Sömürü düzenine itiraz amacıyla hazırlanan raporda, "Patronların daha fazla sefalet ve kölelik dayatmasını kabul etmiyoruz. Bu krizin faturasını patronlar değil, işçiler ödüyor" denildi.

'Dört başlıkta krize çözüm'
Tekstil sektöründeki krizden en çok işçilerin etkilendiğine dikkat çeken Türkmen, şu talepleri sıraladı:
" Tekstil sektöründe kıdem tazminatı fiilen ortadan kalkmış durumda. İşçiler ya hiç tazminat alamıyor ya da çok düşük teklifler dayatılıyor. Tazminat hakkını kabul etmeyenler "kod" ile tazminatsız işten çıkarılıyor. Her ne gerekçeyle olursa olsun işten çıkarılan işçiye kıdem ve ihbar tazminatı aynı gün ödenmeli.
 İşsizlik fonunun büyük bölümü patronlara teşvik olarak aktarılıyor. Oysa işsiz kalan işçilerin sadece yüzde 10'u bu fondan yararlanabiliyor. Fonun amacı dışında kullanılmasına son verilmeli, geçmişte aktarılan kaynaklar patronlardan geri alınmalı ve fon sadece işsiz işçiler için kullanılmalı.
 İşkolu barajı, yetki itirazları gibi engeller kaldırılmalı. Grev ve sendika hakkı fiilen kullanılabilir hale gelmeli.
 Özellikle 'ahlak ve iyi niyet kurallarına aykırılık' anlamına gelen 29. Kod, işçilerin hak gaspında bir silaha dönüşmüş durumda. Kodlarla işten çıkarmaların önüne geçilmeli, sendikal nedenlerle işten çıkarmalar yasaklanmalı."

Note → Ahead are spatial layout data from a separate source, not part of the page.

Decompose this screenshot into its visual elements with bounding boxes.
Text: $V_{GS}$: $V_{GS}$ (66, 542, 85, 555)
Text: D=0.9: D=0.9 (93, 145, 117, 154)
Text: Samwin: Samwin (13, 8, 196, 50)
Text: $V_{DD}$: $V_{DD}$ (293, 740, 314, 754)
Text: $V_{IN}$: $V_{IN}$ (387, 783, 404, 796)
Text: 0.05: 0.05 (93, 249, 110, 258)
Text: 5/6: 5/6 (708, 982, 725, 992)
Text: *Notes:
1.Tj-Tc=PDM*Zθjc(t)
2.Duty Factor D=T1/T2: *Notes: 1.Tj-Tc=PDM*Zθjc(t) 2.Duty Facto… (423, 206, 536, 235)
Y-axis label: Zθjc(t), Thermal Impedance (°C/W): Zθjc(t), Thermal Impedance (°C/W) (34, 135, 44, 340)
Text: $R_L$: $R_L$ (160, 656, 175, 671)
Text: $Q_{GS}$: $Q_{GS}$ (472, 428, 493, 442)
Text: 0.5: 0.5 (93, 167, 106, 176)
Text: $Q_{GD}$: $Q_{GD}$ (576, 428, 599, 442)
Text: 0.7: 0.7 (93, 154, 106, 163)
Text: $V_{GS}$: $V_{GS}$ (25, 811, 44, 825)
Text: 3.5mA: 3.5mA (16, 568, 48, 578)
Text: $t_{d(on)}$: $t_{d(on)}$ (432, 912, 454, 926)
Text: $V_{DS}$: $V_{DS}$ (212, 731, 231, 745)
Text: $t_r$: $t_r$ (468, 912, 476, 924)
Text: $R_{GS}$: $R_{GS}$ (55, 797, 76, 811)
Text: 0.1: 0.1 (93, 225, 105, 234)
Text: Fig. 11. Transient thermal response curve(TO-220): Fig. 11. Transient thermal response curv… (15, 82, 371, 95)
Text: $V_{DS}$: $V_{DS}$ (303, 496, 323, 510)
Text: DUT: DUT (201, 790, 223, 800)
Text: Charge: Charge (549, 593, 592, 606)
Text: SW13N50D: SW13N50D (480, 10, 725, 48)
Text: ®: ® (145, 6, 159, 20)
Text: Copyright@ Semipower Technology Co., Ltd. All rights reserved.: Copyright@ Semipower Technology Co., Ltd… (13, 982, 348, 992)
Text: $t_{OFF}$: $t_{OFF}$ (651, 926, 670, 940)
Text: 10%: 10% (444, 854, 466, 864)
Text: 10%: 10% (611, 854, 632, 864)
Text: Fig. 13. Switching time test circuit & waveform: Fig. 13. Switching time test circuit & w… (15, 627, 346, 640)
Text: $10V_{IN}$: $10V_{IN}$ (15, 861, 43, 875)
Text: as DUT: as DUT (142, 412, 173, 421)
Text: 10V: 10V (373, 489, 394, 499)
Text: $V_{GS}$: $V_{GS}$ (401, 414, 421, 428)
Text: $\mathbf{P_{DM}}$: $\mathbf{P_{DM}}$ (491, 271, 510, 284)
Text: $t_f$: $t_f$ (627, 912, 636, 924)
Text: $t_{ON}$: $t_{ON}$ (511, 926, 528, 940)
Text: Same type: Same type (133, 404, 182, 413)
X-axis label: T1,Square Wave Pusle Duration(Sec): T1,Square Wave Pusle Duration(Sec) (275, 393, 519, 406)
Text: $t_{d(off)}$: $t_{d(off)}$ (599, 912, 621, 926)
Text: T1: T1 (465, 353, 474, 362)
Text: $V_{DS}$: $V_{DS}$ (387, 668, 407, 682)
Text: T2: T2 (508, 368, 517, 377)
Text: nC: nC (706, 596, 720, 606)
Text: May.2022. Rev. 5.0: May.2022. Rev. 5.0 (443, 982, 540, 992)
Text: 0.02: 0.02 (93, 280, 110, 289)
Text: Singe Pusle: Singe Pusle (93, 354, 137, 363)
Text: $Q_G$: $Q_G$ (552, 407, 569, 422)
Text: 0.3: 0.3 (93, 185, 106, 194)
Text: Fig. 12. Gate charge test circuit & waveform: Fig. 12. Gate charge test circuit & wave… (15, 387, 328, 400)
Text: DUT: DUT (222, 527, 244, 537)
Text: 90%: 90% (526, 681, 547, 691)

'İŞÇİLERLE PATRONLAR AYNI GEMİDE DEĞİL'
İşçilerin örgütlü mücadelesinin krizden çıkışın tek yolu olduğunu vurgulayan Türkmen, "İşçilerle patronlar aynı gemide değil. Patronlar bu krizden karlarını koruyarak çıkmanın yollarını ararken, işçiler açlık ve çaresizlikle baş başa bırakılıyor" diye vurguladı.

Sonbaharda dört temel taleple daha geniş kapsamlı bir kampanya başlatacaklarını açıklayan Türkmen, bu talepleri Meclis ve kamuoyunda daha görünür hale getirmeyi hedeflediklerini belirtti.